Giunge infine l’esortazione a creare «città inclusive, ugualitarie, accoglienti, ecologiche ed economicamente sostenibili, politiche urbane e investimenti, dando priorità al diritto a un alloggio dignitoso, all’accesso all’acqua e ai servizi igienici di base, a relazioni giuste nello scambio con la campagna e la foresta». Oltre ad «arrestare il consumo di prodotti amazzonici basati sull’ecocidio, l’etnocidio e le molteplici forme di oppressione». L’appello finale è: «Non una goccia di sangue indigeno e popolare in più nelle economie amazzoniche! Frenare la crescita senza fine in un pianeta limitato e i modelli di consumo incompatibili con la preservazione della vita!».

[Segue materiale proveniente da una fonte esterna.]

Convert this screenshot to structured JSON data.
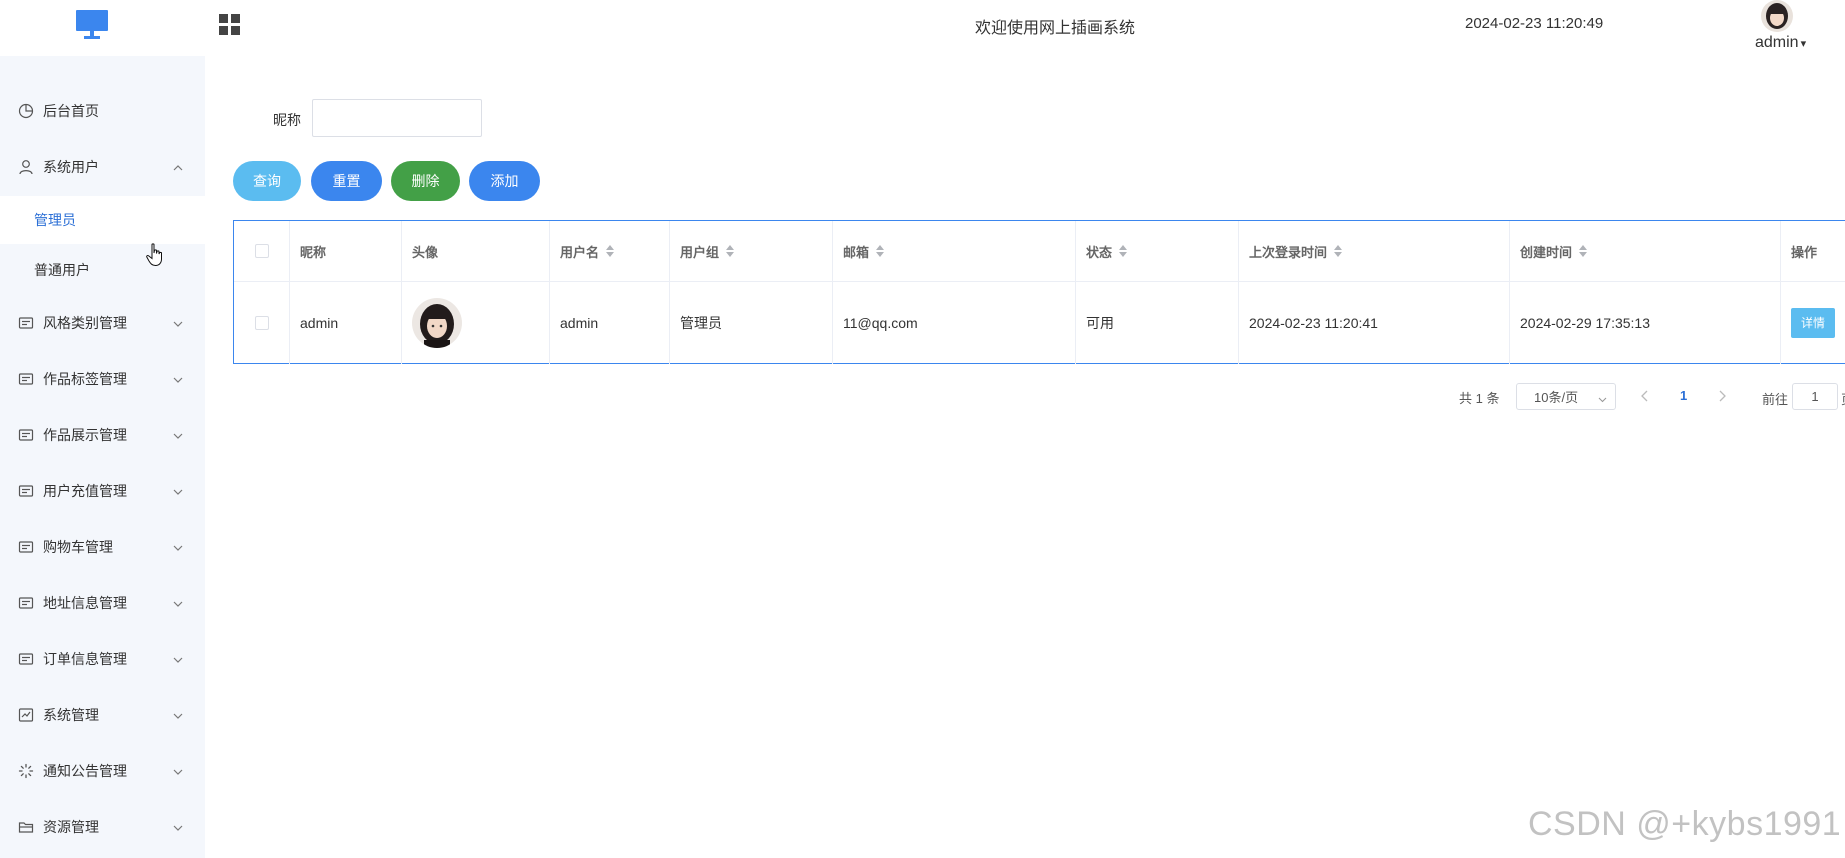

I partecipanti all’assemblea, a conclusione dello storico documento, affermano di credere nei «processi di auto-organizzazione dei popoli della Pan-Amazzonia e dell’Abya Yala, con la mobilitazione di comunità, città e movimenti sociali». Non esitano a concludere la loro dichiarazione con una serie di affermazioni decise e urgenti: «Non c’è più tempo! Basta antropocentrismo, superbia suicida, tecnolatria della crescita illimitata, fino all’esplosione globale! L’Amazzonia non ci “appartiene”; noi conviviamo con essa e dipendiamo da essa. Vita piena è interdipendenza tra tutto ciò che esiste. Amazzonia viva, Umanità sicura, Con-vivere per tutte e tutti».